Lantas, apa penyebab banyak kasus pelecehan seksual terhadap anak di lingkungan gereja Katolik?
Dalam sebuah laporan yang terbit pada tahun 2017 mengungkap bahwa kasus-kasus tersebut kemungkinan besar disebabkan oleh dua faktor.
Laporan tersebut mengungkap kewajiban hidup membujang dan budaya kerahasiaan yang diciptakan oleh para paus dan uskup merupakan faktor utama mengapa tingkat pelecehan terhadap anak yang begitu tinggi terjadi di gereja Katolik.
Laporan tersebut menemukan ancaman kekerasan seksual terhadap anak-anak di lembaga-lembaga tersebut telah jauh menurun di Australia.
Kendati begitu, anak-anak tetap berada dalam bahaya di paroki-paroki dan sekolah-sekolah Katolik serta lembaga-lembaga tempat tinggal Katolik di negara-negara lain di seluruh dunia, terutama di negara berkembang di mana terdapat lebih dari 9.000 panti asuhan yang dikelola Katolik, termasuk 2.600 panti asuhan di India.
Sifat patriarkis dari lembaga-lembaga Katolik berarti bahwa pelecehan tidak dapat ditantang dan, sementara sejumlah kecil biarawati adalah pelaku pelecehan. Laporan tersebut menemukan risiko pelanggaran jauh lebih tinggi di lembaga-lembaga di mana para pastor dan frater religius hanya memiliki sedikit kontak dengan perempuan.
Laporan itu juga memperkirakan sekitar 7 persen dari para rohaniwan telah melakukan pelecehan terhadap anak-anak antara tahun 1950 dan 2000.
“Kontak mereka dengan perempuan di lembaga-lembaga pelatihan guru akan dilarang dengan hati-hati dan kemudian mereka ditempatkan di sekolah khusus laki-laki di mana mereka bertanggung jawab atas anak laki-laki dan remaja,” demikian tulis laporan itu.
“Dan mereka tinggal di komunitas keagamaan yang semuanya laki-laki. Mereka harus puas dengan gambar Bunda Maria yang disakralkan tanpa kelamin.
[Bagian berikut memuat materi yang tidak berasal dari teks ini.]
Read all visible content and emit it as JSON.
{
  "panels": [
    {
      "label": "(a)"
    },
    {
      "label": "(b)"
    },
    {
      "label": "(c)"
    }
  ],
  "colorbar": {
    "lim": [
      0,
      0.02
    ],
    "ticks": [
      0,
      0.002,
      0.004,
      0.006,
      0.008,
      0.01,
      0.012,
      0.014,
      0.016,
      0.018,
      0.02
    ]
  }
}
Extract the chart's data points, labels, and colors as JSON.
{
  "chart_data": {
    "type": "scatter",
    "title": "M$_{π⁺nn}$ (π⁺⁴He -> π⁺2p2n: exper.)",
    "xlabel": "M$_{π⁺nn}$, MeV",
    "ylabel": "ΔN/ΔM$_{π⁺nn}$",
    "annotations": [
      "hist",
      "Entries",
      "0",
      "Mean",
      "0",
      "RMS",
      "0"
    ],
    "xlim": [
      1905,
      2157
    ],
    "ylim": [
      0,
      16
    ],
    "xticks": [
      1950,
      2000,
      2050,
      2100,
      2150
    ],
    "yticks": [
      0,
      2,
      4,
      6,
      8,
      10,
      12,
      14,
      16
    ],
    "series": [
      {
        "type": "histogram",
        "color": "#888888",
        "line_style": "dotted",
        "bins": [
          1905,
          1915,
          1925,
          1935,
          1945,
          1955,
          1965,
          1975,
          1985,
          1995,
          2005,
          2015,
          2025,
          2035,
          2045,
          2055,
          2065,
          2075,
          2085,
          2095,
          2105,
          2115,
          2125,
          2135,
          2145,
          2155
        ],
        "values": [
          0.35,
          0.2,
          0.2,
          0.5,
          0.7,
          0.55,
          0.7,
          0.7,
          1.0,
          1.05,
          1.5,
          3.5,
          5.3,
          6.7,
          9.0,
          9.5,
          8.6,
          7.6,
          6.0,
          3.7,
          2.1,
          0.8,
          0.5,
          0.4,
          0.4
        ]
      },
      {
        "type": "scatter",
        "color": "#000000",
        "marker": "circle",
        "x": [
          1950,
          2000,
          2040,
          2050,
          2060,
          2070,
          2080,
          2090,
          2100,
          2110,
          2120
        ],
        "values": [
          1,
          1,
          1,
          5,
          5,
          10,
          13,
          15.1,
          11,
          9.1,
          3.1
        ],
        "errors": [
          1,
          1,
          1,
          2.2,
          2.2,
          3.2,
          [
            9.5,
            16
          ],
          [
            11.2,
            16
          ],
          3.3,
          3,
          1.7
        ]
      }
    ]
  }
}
Itu adalah resep untuk bencana psiko-spiritual.”
Laporan bertajuk Child Sexual Abuse in the Catholic Church: An Interpretive Review of the Literature and Public Inquiry Reports ini terbit di Pusat Penelitian Global di Universitas RMIT itu disusun oleh Des Cahill dan Peter Wilkinson.
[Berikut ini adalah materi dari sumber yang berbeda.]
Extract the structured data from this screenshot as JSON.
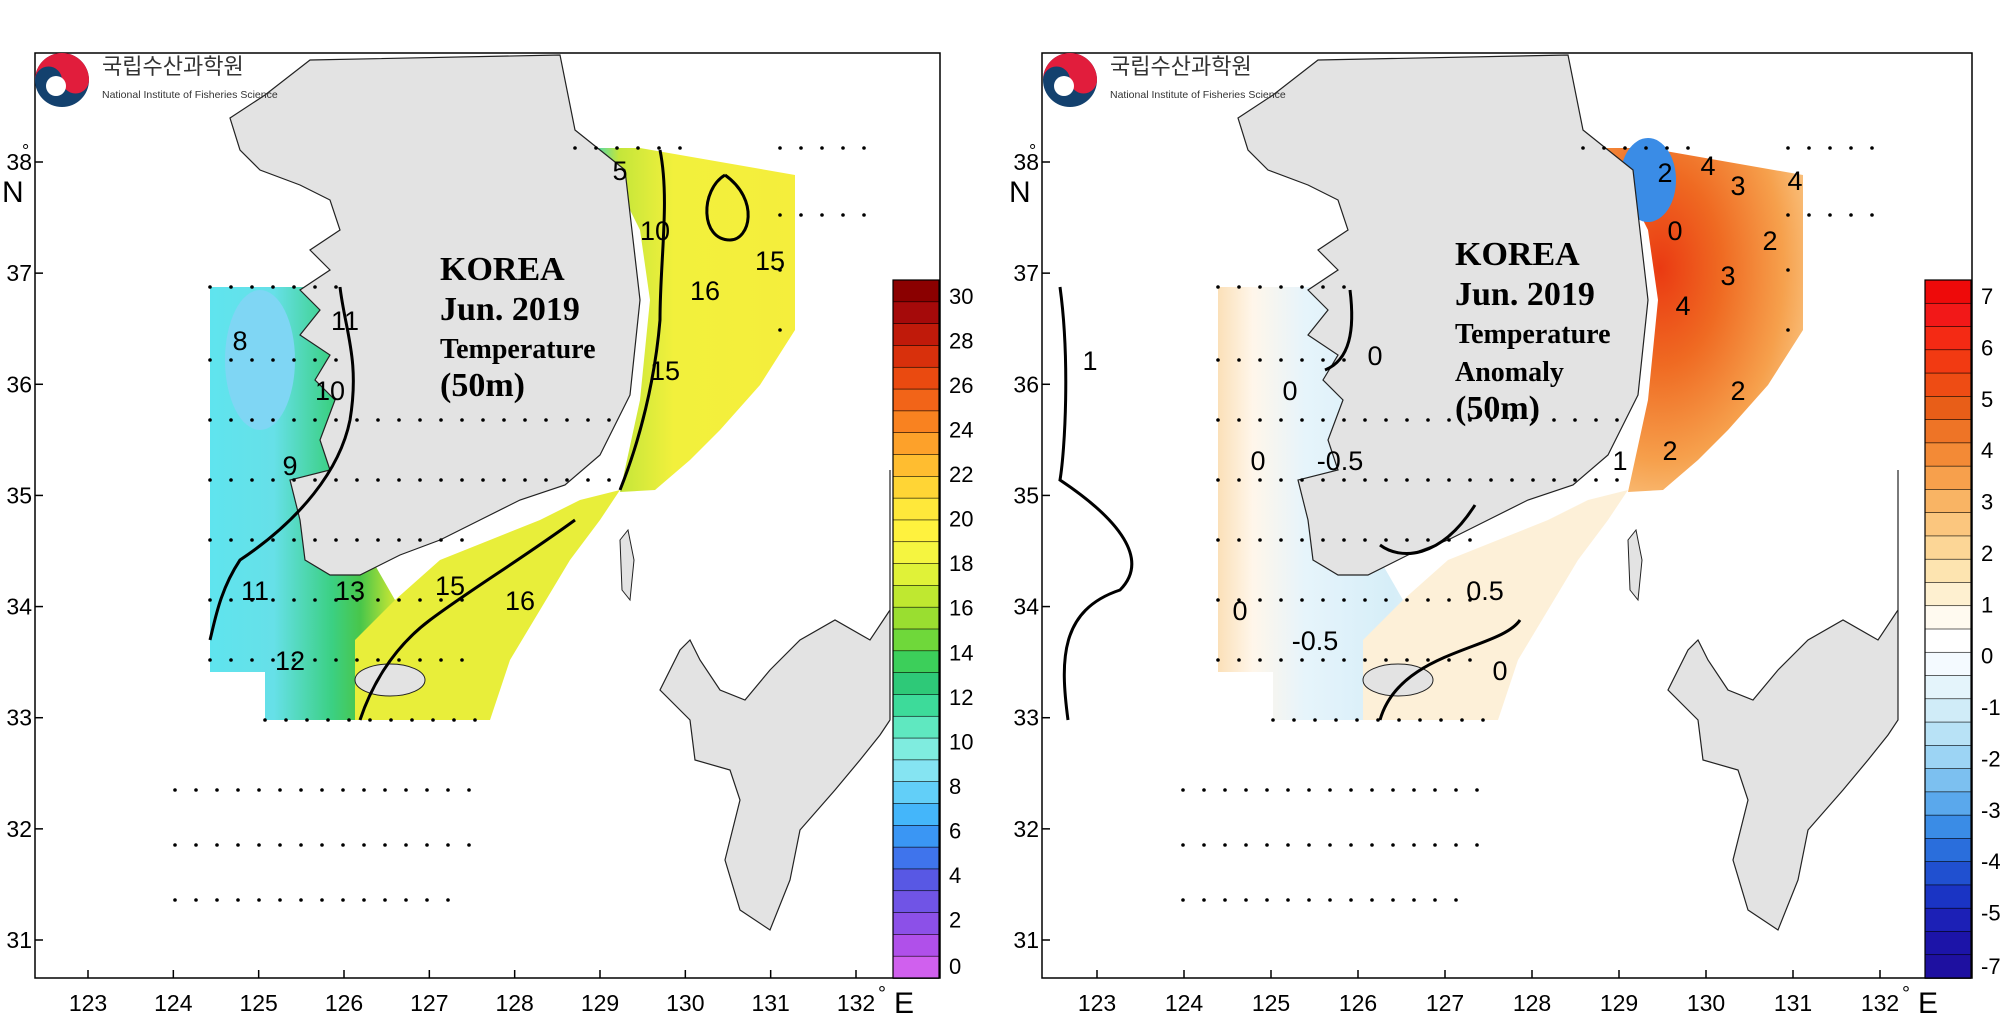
{
  "institute": {
    "korean_name": "국립수산과학원",
    "english_name": "National Institute of Fisheries Science"
  },
  "axes": {
    "lon_ticks": [
      "123",
      "124",
      "125",
      "126",
      "127",
      "128",
      "129",
      "130",
      "131",
      "132"
    ],
    "lon_unit": "°",
    "lon_dir": "E",
    "lat_ticks": [
      "31",
      "32",
      "33",
      "34",
      "35",
      "36",
      "37",
      "38"
    ],
    "lat_unit": "°",
    "lat_dir": "N"
  },
  "panels": [
    {
      "id": "temperature",
      "title_lines": [
        "KOREA",
        "Jun. 2019",
        "Temperature",
        "(50m)"
      ],
      "colorbar": {
        "labels": [
          "30",
          "28",
          "26",
          "24",
          "22",
          "20",
          "18",
          "16",
          "14",
          "12",
          "10",
          "8",
          "6",
          "4",
          "2",
          "0"
        ],
        "colors": [
          "#8b0000",
          "#a50a0a",
          "#c01a0a",
          "#d8300c",
          "#ea4a10",
          "#f26418",
          "#f98220",
          "#fda12a",
          "#ffbd30",
          "#ffd535",
          "#ffe83a",
          "#fff23e",
          "#f5f540",
          "#e0f238",
          "#bfe830",
          "#9ade30",
          "#6fd83a",
          "#3ccf5a",
          "#2ec978",
          "#3ddb9a",
          "#5fe8c0",
          "#7fecdf",
          "#85e4f2",
          "#62cff8",
          "#44b6fa",
          "#3a96f4",
          "#3f74ec",
          "#5858e4",
          "#7054e6",
          "#8c50e8",
          "#b050ea",
          "#d060ee"
        ]
      },
      "contour_labels": [
        "5",
        "10",
        "15",
        "16",
        "15",
        "11",
        "10",
        "8",
        "9",
        "11",
        "13",
        "12",
        "15",
        "16"
      ]
    },
    {
      "id": "anomaly",
      "title_lines": [
        "KOREA",
        "Jun. 2019",
        "Temperature",
        "Anomaly",
        "(50m)"
      ],
      "colorbar": {
        "labels": [
          "7",
          "6",
          "5",
          "4",
          "3",
          "2",
          "1",
          "0",
          "-1",
          "-2",
          "-3",
          "-4",
          "-5",
          "-7"
        ],
        "colors": [
          "#ee0a0a",
          "#f21818",
          "#f42a14",
          "#f23a12",
          "#ee4c14",
          "#e85e18",
          "#ee7426",
          "#f38a36",
          "#f7a04c",
          "#f9b464",
          "#fbc67e",
          "#fcd696",
          "#fde4b0",
          "#fef0d0",
          "#fffaf0",
          "#ffffff",
          "#f4faff",
          "#e4f4fb",
          "#d0ecf8",
          "#b8e2f6",
          "#9cd4f4",
          "#7cc0f0",
          "#5aa8ec",
          "#3a8ce6",
          "#2a6edc",
          "#2050d0",
          "#1a34c4",
          "#1c20b6",
          "#1c14a8",
          "#1e10a0"
        ]
      },
      "contour_labels": [
        "2",
        "0",
        "4",
        "3",
        "4",
        "2",
        "3",
        "4",
        "2",
        "2",
        "1",
        "0",
        "1",
        "0",
        "-0.5",
        "0",
        "0.5",
        "-0.5",
        "0",
        "0"
      ]
    }
  ]
}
Temuan ini mengeksplorasi mengapa gereja Katolik dan para pastor serta fraternya, lebih dari denominasi agama lainnya, telah menjadi identik dengan pelecehan seksual terhadap anak-anak dalam sejarah.
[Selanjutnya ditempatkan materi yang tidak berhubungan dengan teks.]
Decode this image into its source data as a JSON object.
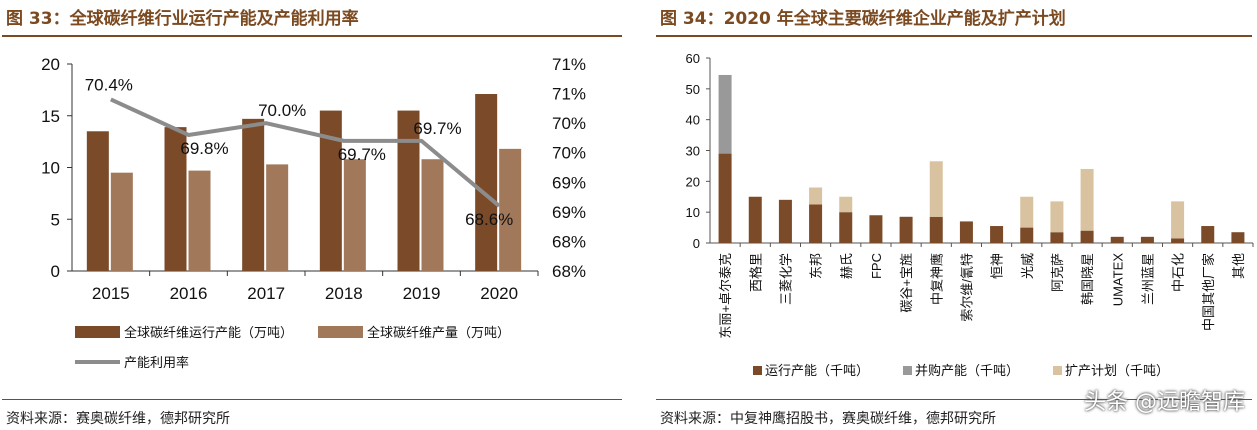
{
  "left": {
    "title": "图 33：全球碳纤维行业运行产能及产能利用率",
    "source": "资料来源：赛奥碳纤维，德邦研究所",
    "chart_data": {
      "type": "bar",
      "categories": [
        "2015",
        "2016",
        "2017",
        "2018",
        "2019",
        "2020"
      ],
      "series": [
        {
          "name": "全球碳纤维运行产能（万吨）",
          "type": "bar",
          "axis": "left",
          "color": "#7b4a28",
          "values": [
            13.5,
            13.9,
            14.7,
            15.5,
            15.5,
            17.1
          ]
        },
        {
          "name": "全球碳纤维产量（万吨）",
          "type": "bar",
          "axis": "left",
          "color": "#a1785a",
          "values": [
            9.5,
            9.7,
            10.3,
            10.8,
            10.8,
            11.8
          ]
        },
        {
          "name": "产能利用率",
          "type": "line",
          "axis": "right",
          "color": "#8c8c8c",
          "values": [
            70.4,
            69.8,
            70.0,
            69.7,
            69.7,
            68.6
          ],
          "labels": [
            "70.4%",
            "69.8%",
            "70.0%",
            "69.7%",
            "69.7%",
            "68.6%"
          ]
        }
      ],
      "yticks_left": [
        "0",
        "5",
        "10",
        "15",
        "20"
      ],
      "ylim_left": [
        0,
        20
      ],
      "yticks_right": [
        "68%",
        "68%",
        "69%",
        "69%",
        "70%",
        "70%",
        "71%",
        "71%"
      ],
      "ylim_right": [
        67.5,
        71.0
      ],
      "grid": false,
      "legend": "bottom"
    }
  },
  "right": {
    "title": "图 34：2020 年全球主要碳纤维企业产能及扩产计划",
    "source": "资料来源：中复神鹰招股书，赛奥碳纤维，德邦研究所",
    "chart_data": {
      "type": "bar",
      "stacked": true,
      "categories": [
        "东丽+卓尔泰克",
        "西格里",
        "三菱化学",
        "东邦",
        "赫氏",
        "FPC",
        "碳谷+宝旌",
        "中复神鹰",
        "索尔维/氰特",
        "恒神",
        "光威",
        "阿克萨",
        "韩国晓星",
        "UMATEX",
        "兰州蓝星",
        "中石化",
        "中国其他厂家",
        "其他"
      ],
      "series": [
        {
          "name": "运行产能（千吨）",
          "color": "#7b4a28",
          "values": [
            29,
            15,
            14,
            12.5,
            10,
            9,
            8.5,
            8.5,
            7,
            5.5,
            5,
            3.5,
            4,
            2,
            2,
            1.5,
            5.5,
            3.5
          ]
        },
        {
          "name": "并购产能（千吨）",
          "color": "#999999",
          "values": [
            25.5,
            0,
            0,
            0,
            0,
            0,
            0,
            0,
            0,
            0,
            0,
            0,
            0,
            0,
            0,
            0,
            0,
            0
          ]
        },
        {
          "name": "扩产计划（千吨）",
          "color": "#d9c29f",
          "values": [
            0,
            0,
            0,
            5.5,
            5,
            0,
            0,
            18,
            0,
            0,
            10,
            10,
            20,
            0,
            0,
            12,
            0,
            0
          ]
        }
      ],
      "yticks": [
        "0",
        "10",
        "20",
        "30",
        "40",
        "50",
        "60"
      ],
      "ylim": [
        0,
        60
      ],
      "grid": false,
      "legend": "bottom"
    }
  },
  "watermark": "头条 @远瞻智库"
}
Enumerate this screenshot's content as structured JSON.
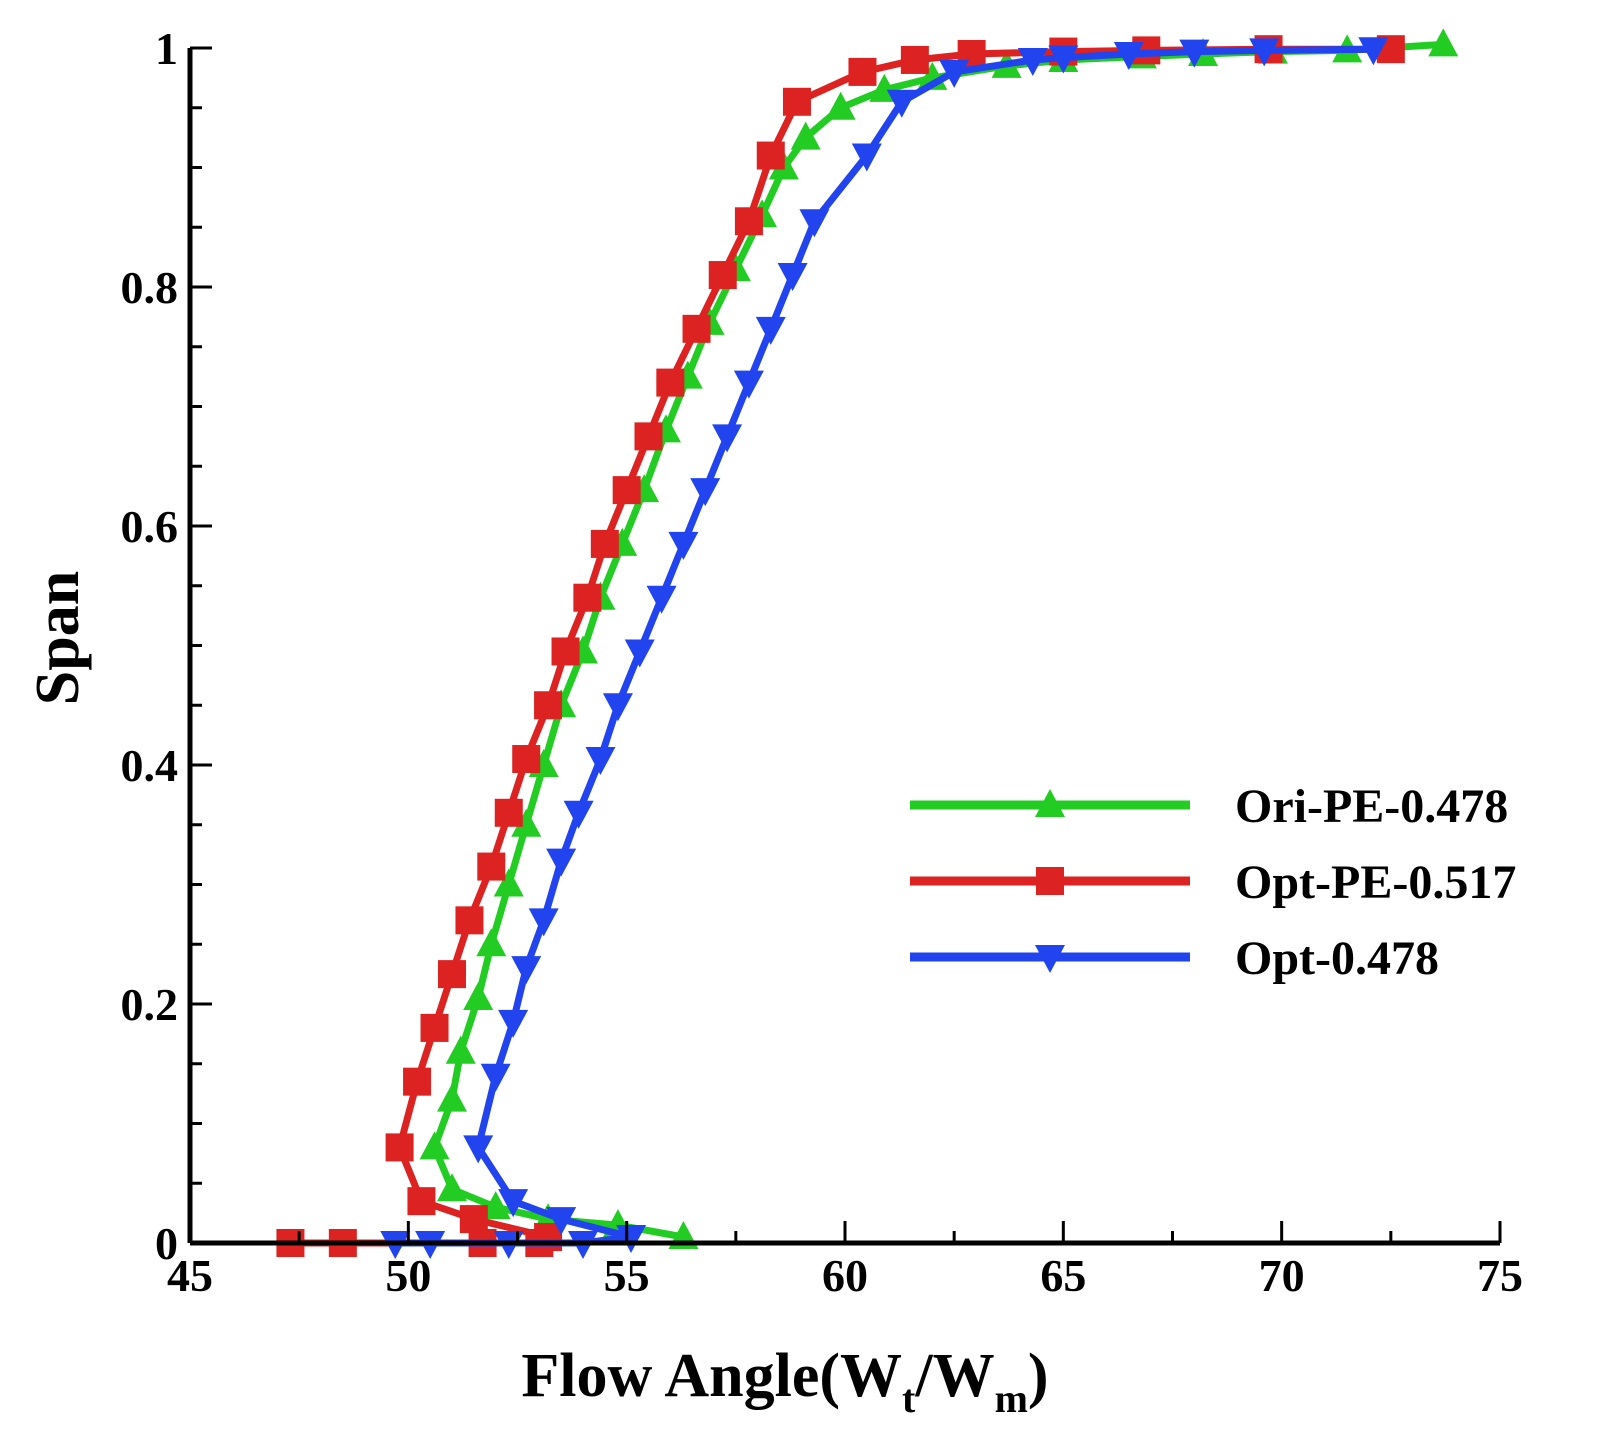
{
  "chart_data": {
    "type": "line",
    "title": "",
    "xlabel": "Flow Angle(W",
    "xlabel_sub1": "t",
    "xlabel_mid": "/W",
    "xlabel_sub2": "m",
    "xlabel_end": ")",
    "ylabel": "Span",
    "xlim": [
      45,
      75
    ],
    "ylim": [
      0,
      1
    ],
    "xticks": [
      "45",
      "50",
      "55",
      "60",
      "65",
      "70",
      "75"
    ],
    "yticks": [
      "0",
      "0.2",
      "0.4",
      "0.6",
      "0.8",
      "1"
    ],
    "legend_position": "center-right",
    "series": [
      {
        "name": "Ori-PE-0.478",
        "color": "#22cc22",
        "marker": "triangle-up",
        "points": [
          [
            56.3,
            0.005
          ],
          [
            54.8,
            0.015
          ],
          [
            53.2,
            0.02
          ],
          [
            52.0,
            0.03
          ],
          [
            51.0,
            0.045
          ],
          [
            50.6,
            0.08
          ],
          [
            51.0,
            0.12
          ],
          [
            51.2,
            0.16
          ],
          [
            51.6,
            0.205
          ],
          [
            51.9,
            0.25
          ],
          [
            52.3,
            0.3
          ],
          [
            52.7,
            0.35
          ],
          [
            53.1,
            0.4
          ],
          [
            53.5,
            0.45
          ],
          [
            54.0,
            0.495
          ],
          [
            54.4,
            0.54
          ],
          [
            54.9,
            0.585
          ],
          [
            55.4,
            0.63
          ],
          [
            55.9,
            0.68
          ],
          [
            56.4,
            0.725
          ],
          [
            56.9,
            0.77
          ],
          [
            57.5,
            0.815
          ],
          [
            58.1,
            0.86
          ],
          [
            58.6,
            0.9
          ],
          [
            59.1,
            0.925
          ],
          [
            59.9,
            0.95
          ],
          [
            60.9,
            0.965
          ],
          [
            62.0,
            0.975
          ],
          [
            63.7,
            0.985
          ],
          [
            65.0,
            0.99
          ],
          [
            66.8,
            0.993
          ],
          [
            68.2,
            0.995
          ],
          [
            69.8,
            0.997
          ],
          [
            71.5,
            0.998
          ],
          [
            73.7,
            1.003
          ]
        ]
      },
      {
        "name": "Opt-PE-0.517",
        "color": "#dd2222",
        "marker": "square",
        "points": [
          [
            47.3,
            0.0
          ],
          [
            48.5,
            0.0
          ],
          [
            51.7,
            0.0
          ],
          [
            53.0,
            0.0
          ],
          [
            53.2,
            0.005
          ],
          [
            51.5,
            0.02
          ],
          [
            50.3,
            0.035
          ],
          [
            49.8,
            0.08
          ],
          [
            50.2,
            0.135
          ],
          [
            50.6,
            0.18
          ],
          [
            51.0,
            0.225
          ],
          [
            51.4,
            0.27
          ],
          [
            51.9,
            0.315
          ],
          [
            52.3,
            0.36
          ],
          [
            52.7,
            0.405
          ],
          [
            53.2,
            0.45
          ],
          [
            53.6,
            0.495
          ],
          [
            54.1,
            0.54
          ],
          [
            54.5,
            0.585
          ],
          [
            55.0,
            0.63
          ],
          [
            55.5,
            0.675
          ],
          [
            56.0,
            0.72
          ],
          [
            56.6,
            0.765
          ],
          [
            57.2,
            0.81
          ],
          [
            57.8,
            0.855
          ],
          [
            58.3,
            0.91
          ],
          [
            58.9,
            0.955
          ],
          [
            60.4,
            0.98
          ],
          [
            61.6,
            0.99
          ],
          [
            62.9,
            0.995
          ],
          [
            65.0,
            0.997
          ],
          [
            66.9,
            0.998
          ],
          [
            69.7,
            0.999
          ],
          [
            72.5,
            0.999
          ]
        ]
      },
      {
        "name": "Opt-0.478",
        "color": "#2244ee",
        "marker": "triangle-down",
        "points": [
          [
            49.7,
            0.0
          ],
          [
            50.5,
            0.0
          ],
          [
            52.3,
            0.0
          ],
          [
            54.0,
            0.0
          ],
          [
            55.1,
            0.005
          ],
          [
            53.5,
            0.02
          ],
          [
            52.4,
            0.035
          ],
          [
            51.6,
            0.08
          ],
          [
            52.0,
            0.14
          ],
          [
            52.4,
            0.185
          ],
          [
            52.7,
            0.23
          ],
          [
            53.1,
            0.27
          ],
          [
            53.5,
            0.32
          ],
          [
            53.9,
            0.36
          ],
          [
            54.4,
            0.405
          ],
          [
            54.8,
            0.45
          ],
          [
            55.3,
            0.495
          ],
          [
            55.8,
            0.54
          ],
          [
            56.3,
            0.585
          ],
          [
            56.8,
            0.63
          ],
          [
            57.3,
            0.675
          ],
          [
            57.8,
            0.72
          ],
          [
            58.3,
            0.765
          ],
          [
            58.8,
            0.81
          ],
          [
            59.3,
            0.855
          ],
          [
            60.5,
            0.91
          ],
          [
            61.3,
            0.955
          ],
          [
            62.5,
            0.98
          ],
          [
            64.3,
            0.99
          ],
          [
            65.0,
            0.992
          ],
          [
            66.5,
            0.995
          ],
          [
            68.0,
            0.997
          ],
          [
            69.6,
            0.998
          ],
          [
            72.1,
            0.999
          ]
        ]
      }
    ]
  }
}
“Saya mengenal beberapa pastor pelaku dan saya belajar dengan mereka dan saya tinggal bersama salah satu dari mereka. Namun saya tidak pernah sadar ketika berada di gereja. Anda harus mengerti, seorang pelaku pelecehan seksual pastor sangat tertutup dan tidak ingin ketahuan,” kata Cahill, mengutip The Guardian.
Temuann ini dibuat setelah memeriksa laporan dari komisi kerajaan, studi akademis, laporan polisi dan laporan gereja dari seluruh dunia sejak tahun 1985.
Di antara temuannya adalah kewajiban hidup membujang menjadi “faktor risiko utama pelecehan seksual terhadap anak” dan para paus serta uskup menciptakan budaya kerahasiaan, yang mengarah pada serangkaian kegagalan besar dalam hal transparansi, akuntabilitas, keterbukaan, dan kepercayaan.
Laporan itu menyatakan bahwa “anak-anak Katolik yang masih muda dan rentan, terutama anak laki-laki, berada dalam bahaya dan berisiko di hadapan para pastor dan biarawan yang tidak matang secara psikoseksual, mengalami keterbelakangan psikoseksual, dan mengalami kekurangan secara seksual, serta mengalami frustasi yang mendalam, terutama mereka yang tidak dapat menyelesaikan identitas seksualnya secara memuaskan.”
“Hal ini terutama terjadi jika para pastor dan religius ini bingung atau menyangkal orientasi homoseksual mereka saat berlatih dan bekerja di lingkungan Gereja yang sangat homofobik,” kata laporan tersebut.